The easiest way to create such a package is to let the Delphi IDE generate it for you ;-)
It does it when you double-click a .dcp node in the package designer, so, for example, if you want it to generate vcldb.bpl you first need to open a package which contains vcldb.dcp in its requires clause. Or create a new temporary .dpk project and add vcldb.dcp to its requires clause so you can double-click it.
Save the generated package project under a name corresponding with the target .bpl file name - for example, in Delphi 7 save generated vcldb.dpk as vcldb70.dpk. This will make the Translation Manager create the correct resource DLL project file name and you won't have to rename it before deployment.
From this point on, everything is pretty much standard - you use the Translation Manager to add new languages and translate the resources as usual. I've just tried it and it works. Easy, isn't it?

Tuesday, July 06, 2004

More silence

My shoulder needs surgery :-(
I'm going to the hospital tomorrow. Should be back home on Friday, if everything goes well. The right arm will be fixated again.
Oh my. More pain. More one-hand typing... Grrrrr.

Wednesday, June 30, 2004

From the Interbase trenches

Well, it seems that

select ... from my_proc(my_params, ...)
join my_table on ...

can be much slower than putting the code into a separate stored procedure and simply selecting * from it. Optimizer confused?
Oh well, I have to investigate some more, but some of my selects now run 6x faster... which is a good thing (TM) ;-)

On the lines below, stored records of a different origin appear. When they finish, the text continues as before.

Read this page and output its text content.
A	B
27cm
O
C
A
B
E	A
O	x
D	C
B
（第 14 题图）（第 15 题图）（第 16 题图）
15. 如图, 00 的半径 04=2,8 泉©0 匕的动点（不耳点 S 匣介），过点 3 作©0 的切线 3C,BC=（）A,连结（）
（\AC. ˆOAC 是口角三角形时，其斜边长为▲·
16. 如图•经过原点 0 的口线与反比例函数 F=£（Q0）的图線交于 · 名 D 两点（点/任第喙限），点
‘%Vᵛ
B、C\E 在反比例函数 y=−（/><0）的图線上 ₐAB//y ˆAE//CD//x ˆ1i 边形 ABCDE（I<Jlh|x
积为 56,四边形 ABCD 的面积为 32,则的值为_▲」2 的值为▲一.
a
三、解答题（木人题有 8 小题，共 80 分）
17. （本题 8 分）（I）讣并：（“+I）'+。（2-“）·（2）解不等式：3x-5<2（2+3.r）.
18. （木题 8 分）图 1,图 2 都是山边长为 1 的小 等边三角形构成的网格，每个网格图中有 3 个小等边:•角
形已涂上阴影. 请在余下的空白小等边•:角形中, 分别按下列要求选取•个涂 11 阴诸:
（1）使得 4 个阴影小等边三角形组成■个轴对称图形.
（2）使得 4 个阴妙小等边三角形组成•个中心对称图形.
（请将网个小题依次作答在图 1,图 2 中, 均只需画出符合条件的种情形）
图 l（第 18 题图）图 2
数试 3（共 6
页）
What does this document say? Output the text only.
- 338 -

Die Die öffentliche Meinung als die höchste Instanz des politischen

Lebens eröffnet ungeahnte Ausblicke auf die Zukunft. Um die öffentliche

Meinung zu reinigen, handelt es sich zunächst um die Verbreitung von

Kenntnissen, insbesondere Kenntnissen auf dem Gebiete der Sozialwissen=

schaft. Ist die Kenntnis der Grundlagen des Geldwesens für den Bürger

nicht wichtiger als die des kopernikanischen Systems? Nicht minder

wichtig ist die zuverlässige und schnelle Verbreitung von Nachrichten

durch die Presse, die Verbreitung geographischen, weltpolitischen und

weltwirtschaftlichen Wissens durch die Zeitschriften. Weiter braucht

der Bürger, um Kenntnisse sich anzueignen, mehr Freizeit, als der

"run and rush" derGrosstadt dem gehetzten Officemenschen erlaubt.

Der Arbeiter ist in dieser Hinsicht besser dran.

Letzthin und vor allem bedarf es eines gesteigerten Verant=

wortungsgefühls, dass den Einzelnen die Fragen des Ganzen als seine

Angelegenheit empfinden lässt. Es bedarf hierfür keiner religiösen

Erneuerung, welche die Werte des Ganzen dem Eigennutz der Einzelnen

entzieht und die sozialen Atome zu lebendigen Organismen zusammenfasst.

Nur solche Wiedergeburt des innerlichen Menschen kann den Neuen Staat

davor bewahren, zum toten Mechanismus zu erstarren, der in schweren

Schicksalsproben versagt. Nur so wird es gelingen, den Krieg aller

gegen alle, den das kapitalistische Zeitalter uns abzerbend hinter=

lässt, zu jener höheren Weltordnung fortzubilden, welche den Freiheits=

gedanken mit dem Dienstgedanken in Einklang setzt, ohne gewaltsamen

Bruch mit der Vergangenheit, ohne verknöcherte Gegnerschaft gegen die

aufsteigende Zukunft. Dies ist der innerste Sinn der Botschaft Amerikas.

Also, requesting plan on some complex queries (with a large plan) seems to crash ibserver. Doh... plan buffers limited in size to a hardcoded value? Found some hints on the newsgroups, turning off plan request on the client solves it, still it's hard to believe.

Saturday, June 26, 2004


Long time no post... I had an accident on in-line skates, my right arm was dislocated from my shoulder. It hurts but it's getting better slowly, at least I can type with both hands, finally.

Thursday, May 20, 2004

Failure report ;-)

I had an idea to create a Delphi IDE add-in that would use existing IDE highlighters (hint: IOTAHighlighter interface declared in ToolsAPI unit) to convert source code currently open in the editor (or perhaps just selected lines) into an HTML page with highlighted syntax. The style/color codes could be read from the registry, thus respecting your current IDE settings.

Today I tried to do it but I failed miserably ;-)
It turns out that the IDE doesn't really expose its internal highlighters; you can get a reference to IOTAHighlighter interface but don't expect much from it. It seems to point to some generic implementation which does nothing but fill your buffer with $0E (SyntaxOff) codes. Doh ;-)

Perhaps I'm doing something wrong, but at the moment I cannot find out what that could be... In case you want to try it out and succeed where I have failed, don't hesitate to post your results to the Delphi opentools newsgroup ;-)

Sunday, May 16, 2004

initial commenting

Writeln('Hello, world!');

Welcome to my Delphi blog. Hope you enjoy it here.